Fanning Populist Rage Over Wall Street Bonuses
So in the first two paragraphs we get the following picture: The most important taxpayer in town is suffering huge losses. The government lends a hand to help it from going under. And what does this critical employer do in response? Fires tens of thousands of people -- those who are responsible for the mess and many who are not -- slashes bonuses, and totally deep-six bonuses for senior management, even those brought in after the mess was unleashed. DiNapoli then observes: "Taxpayers have invested billions of dollars to stabilize the nation's banks and financial institutions and there are plans to make additional investments to shore up the banking system."
Given that the payroll is now lighter in every way and Wall Street is in the middle of one of the most fundamental restructurings in history, you would expect him to at least say it's taking a step in the right direction. More than a month before this news release came out, Morgan Stanley had already announced its CEO was turning away bonuses and that the firm's operation and management committees would be taking 75% and 65% cutbacks in salaries. CEO John Mack also announced a multi-year bonus system that included clawbacks. Other firms -- both TARP and non-TARP -- have since followed suit.
Those changes are huge. One of the fundamental problems on Wall Street -- and Main Street -- was the divorce of risk and reward. Mortgage brokers and real estate appraisers were paid for passing along happy customers. They didn't make money if they turned down unqualified borrowers or they wouldn't receive more referrals if they appraised a property for less than a loan was worth. Similarly, Wall Street bankers raked in their fees whether or not deals were toxic. Credit rating agencies didn't think twice about the conflict-ridden relationship with the banks that allowed sub-prime junk to masquerade as AAA investments.
A somewhat chastened Wall Street has begun to address the disconnect between risk and reward. The path has not been straight and narrow (to wit, the Merrill Lynch scandal), but it's a step forward. Was Mr. DiNapoli happy? Did anyone on the Financial Services Committee take note? No. According to the Office of the State Comptroller (OSC) statement, "There needs to be greater transparency and accountability in the use of these funds. Every dime counts, especially when they're taxpayer dimes and taxpayers ought to know if these funds were used to buy corporate jets, pay dividends or bonuses."

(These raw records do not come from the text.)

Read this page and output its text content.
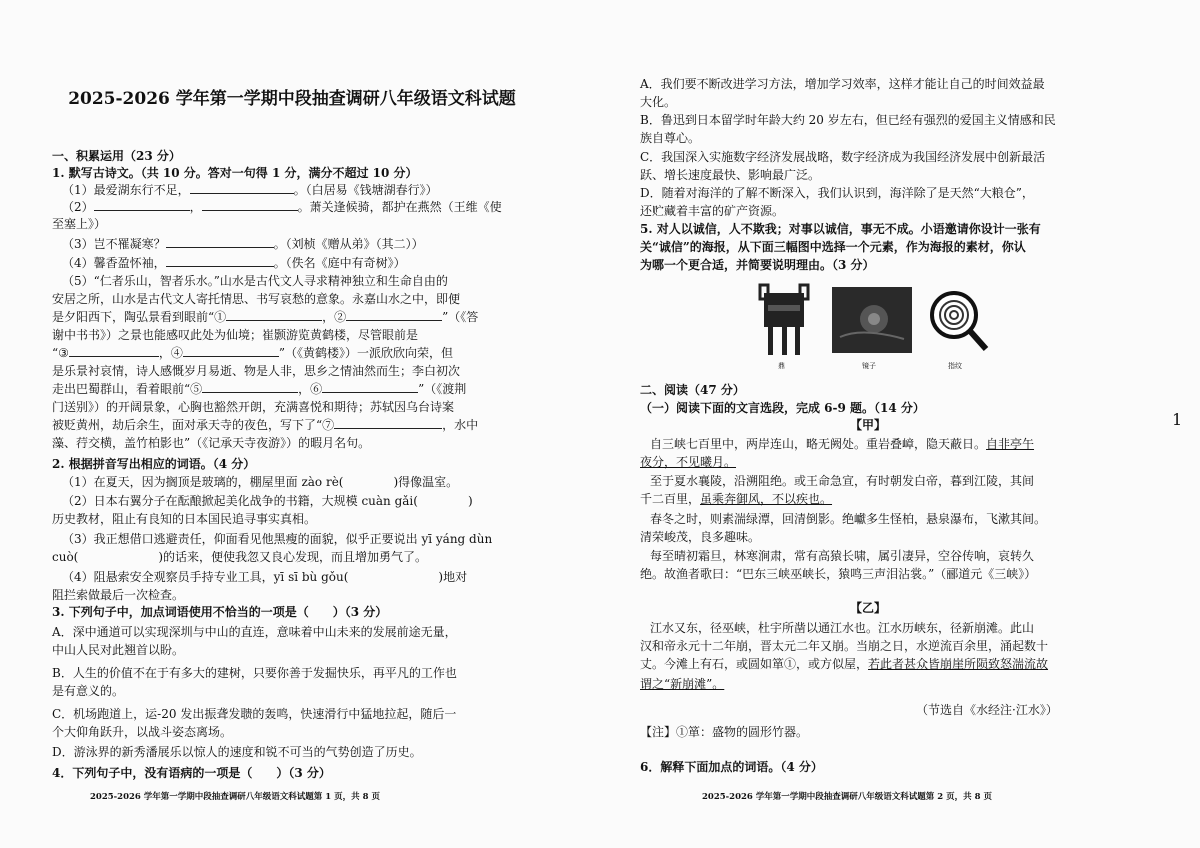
2025-2026 学年第一学期中段抽查调研八年级语文科试题
一、积累运用（23 分）
1. 默写古诗文。（共 10 分。答对一句得 1 分，满分不超过 10 分）
（1）最爱湖东行不足，	。（白居易《钱塘湖春行》）
（2）	，	。萧关逢候骑，都护在燕然（王维《使
至塞上》）
（3）岂不罹凝寒？	。（刘桢《赠从弟》（其二））
（4）馨香盈怀袖，	。（佚名《庭中有奇树》）
（5）“仁者乐山，智者乐水。”山水是古代文人寻求精神独立和生命自由的
安居之所，山水是古代文人寄托情思、书写哀愁的意象。永嘉山水之中，即便
是夕阳西下，陶弘景看到眼前“①	，②	”（《答
谢中书书》）之景也能感叹此处为仙境；崔颢游览黄鹤楼，尽管眼前是
“③	，④	”（《黄鹤楼》）一派欣欣向荣，但
是乐景衬哀情，诗人感慨岁月易逝、物是人非，思乡之情油然而生；李白初次
走出巴蜀群山，看着眼前“⑤	，⑥	”（《渡荆
门送别》）的开阔景象，心胸也豁然开朗，充满喜悦和期待；苏轼因乌台诗案
被贬黄州，劫后余生，面对承天寺的夜色，写下了“⑦	，水中
藻、荇交横，盖竹柏影也”（《记承天寺夜游》）的暇月名句。
2. 根据拼音写出相应的词语。（4 分）
（1）在夏天，因为搁顶是玻璃的，棚屋里面 zào rè(	)得像温室。
（2）日本右翼分子在酝酿掀起美化战争的书籍，大规模 cuàn gǎi(	)
历史教材，阻止有良知的日本国民追寻事实真相。
（3）我正想借口逃避责任，仰面看见他黑瘦的面貌，似乎正要说出 yī yáng dùn
cuò(	)的话来，便使我忽又良心发现，而且增加勇气了。
（4）阻悬索安全观察员手持专业工具，yī sī bù gǒu(	)地对
阻拦索做最后一次检查。
3. 下列句子中，加点词语使用不恰当的一项是（　　）（3 分）
A．深中通道可以实现深圳与中山的直连，意味着中山未来的发展前途无量，
中山人民对此翘首以盼。
B．人生的价值不在于有多大的建树，只要你善于发掘快乐，再平凡的工作也
是有意义的。
C．机场跑道上，运-20 发出振聋发聩的轰鸣，快速滑行中猛地拉起，随后一
个大仰角跃升，以战斗姿态离场。
D．游泳界的新秀潘展乐以惊人的速度和锐不可当的气势创造了历史。
4．下列句子中，没有语病的一项是（　　）（3 分）
2025-2026 学年第一学期中段抽查调研八年级语文科试题第 1 页，共 8 页
A．我们要不断改进学习方法，增加学习效率，这样才能让自己的时间效益最
大化。
B．鲁迅到日本留学时年龄大约 20 岁左右，但已经有强烈的爱国主义情感和民
族自尊心。
C．我国深入实施数字经济发展战略，数字经济成为我国经济发展中创新最活
跃、增长速度最快、影响最广泛。
D．随着对海洋的了解不断深入，我们认识到，海洋除了是天然“大粮仓”，
还贮藏着丰富的矿产资源。
5. 对人以诚信，人不欺我；对事以诚信，事无不成。小语邀请你设计一张有
关“诚信”的海报，从下面三幅图中选择一个元素，作为海报的素材，你认
为哪一个更合适，并简要说明理由。（3 分）
鼎	镜子	指纹
二、阅读（47 分）
（一）阅读下面的文言选段，完成 6-9 题。（14 分）
【甲】
自三峡七百里中，两岸连山，略无阙处。重岩叠嶂，隐天蔽日。自非亭午
夜分，不见曦月。
至于夏水襄陵，沿溯阻绝。或王命急宣，有时朝发白帝，暮到江陵，其间
千二百里，虽乘奔御风，不以疾也。
春冬之时，则素湍绿潭，回清倒影。绝巘多生怪柏，悬泉瀑布，飞漱其间。
清荣峻茂，良多趣味。
每至晴初霜旦，林寒涧肃，常有高猿长啸，属引凄异，空谷传响，哀转久
绝。故渔者歌曰：“巴东三峡巫峡长，猿鸣三声泪沾裳。”（郦道元《三峡》）
【乙】
江水又东，径巫峡，杜宇所凿以通江水也。江水历峡东，径新崩滩。此山
汉和帝永元十二年崩，晋太元二年又崩。当崩之日，水逆流百余里，涌起数十
丈。今滩上有石，或圆如箪①，或方似屋，若此者甚众皆崩崖所陨致怒湍流故
谓之“新崩滩”。
（节选自《水经注·江水》）
【注】①箪：盛物的圆形竹器。
6．解释下面加点的词语。（4 分）
2025-2026 学年第一学期中段抽查调研八年级语文科试题第 2 页，共 8 页
1
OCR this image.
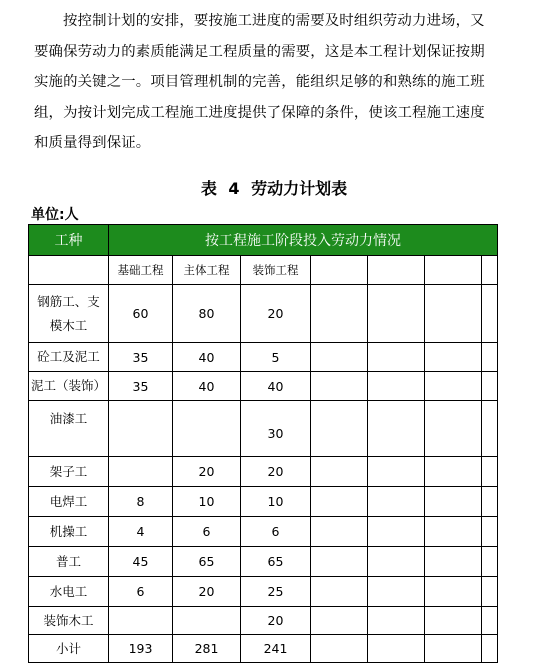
按控制计划的安排，要按施工进度的需要及时组织劳动力进场，又
要确保劳动力的素质能满足工程质量的需要，这是本工程计划保证按期
实施的关键之一。项目管理机制的完善，能组织足够的和熟练的施工班
组，为按计划完成工程施工进度提供了保障的条件，使该工程施工速度
和质量得到保证。
表 4 劳动力计划表
单位:人
工种	按工程施工阶段投入劳动力情况						
	基础工程	主体工程	装饰工程				

钢筋工、支
模木工	60	80	20				
砼工及泥工	35	40	5				
泥工（装饰）	35	40	40				
油漆工			30				
架子工		20	20				
电焊工	8	10	10				
机操工	4	6	6				
普工	45	65	65				
水电工	6	20	25				
装饰木工			20				
小计	193	281	241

Speaking of transparency and accountability, I called and asked the Office of the State Comptroller to find out what percentage of the $18.4 billion in bonuses went to TARP firms. The agency doesn't know because the numbers aren't broken out by firm. Then I asked what percentage of the estimated 165,000 workers are employed at TARP firms. Again the OSC didn't know. (To my surprise, neither did the Securities Industry and Financial Markets Association.) A spokesman said that TARP firms account for the "lion's share" of the number, but didn't have any specific numbers. Securities workers also include hedge funds, asset managers, and other non-TARP firms like UBS, Deutsche Bank, and Credit Suisse. In other words, the number itself lacks transparency and accountability. It is a faceless avatar waiting for someone to draw on. (And the number, by the way, doesn't just include at-will bonuses or payments to workers outside New York.) What it does include is severance for fired workers as well as contractually obliged lump sum payments that could have been set up years earlier.
In any event, bonuses have become a symbol for obscene wealth. They are a misnomer. Bonuses account on average for 50% of compensation on Wall Street and are often contractual. As Morgan Stanley CEO John Mack noted in the hearings this morning, their roots go back to the days when investment firms were partnerships and profits were paid out at year end. This is indeed part of the problem. They developed in a different era when Wall Street spoke a different language. Bonuses were not bonuses in the conventional sense; they were an essential part of the compensation system. That doesn't make them evil, nor does it mean that those who performed well and who are basic to the functioning of the financial industry should find themselves with their compensations more than halved. As it stands, from secretaries and IT managers to traders, their individual total comp packages are off on average by about 25%; no small potatoes.
If taxpayers want to get their money's worth, they should demand that the firms be run well, which means paying employees competitively. Again, Mack told the Financial Services Committee that he has seen employees below the senior level defecting to European firms. The financial industry has always paid more than other industries -- that's part of its allure and it's also a source of envy. Is it fair that investment bankers, even "good" ones, make more than teachers, especially the good ones? Of course not.
The bonus announcement poked at the sore point of our democratic society. It unfairly played on our sense of fairness. It would be a greater shame if these firms fell apart after taxpayers sent $350 billion their way as well as trillions in guarantees on bad investments. Are we betting on recovery or should we flog these institutions to a bloody death? Can we offer constructive criticism to reset Wall Street on a path that no longer rewards senseless risk or are we more interested in hissing at a lifestyle that many dream of privately but publicly decry?
Besides, the people we should be mad at are long gone with the dough. Or like former Citigroup director Robert Rubin and disgraced Fannie Mae CEO Franklin Raines, they have served as economic advisors to the White House. The people we're castigating now are the ones left holding the bag, and it isn't full of cash. They are now charged with putting back together Humpty's financial Dumpty. Do we want them to succeed or not?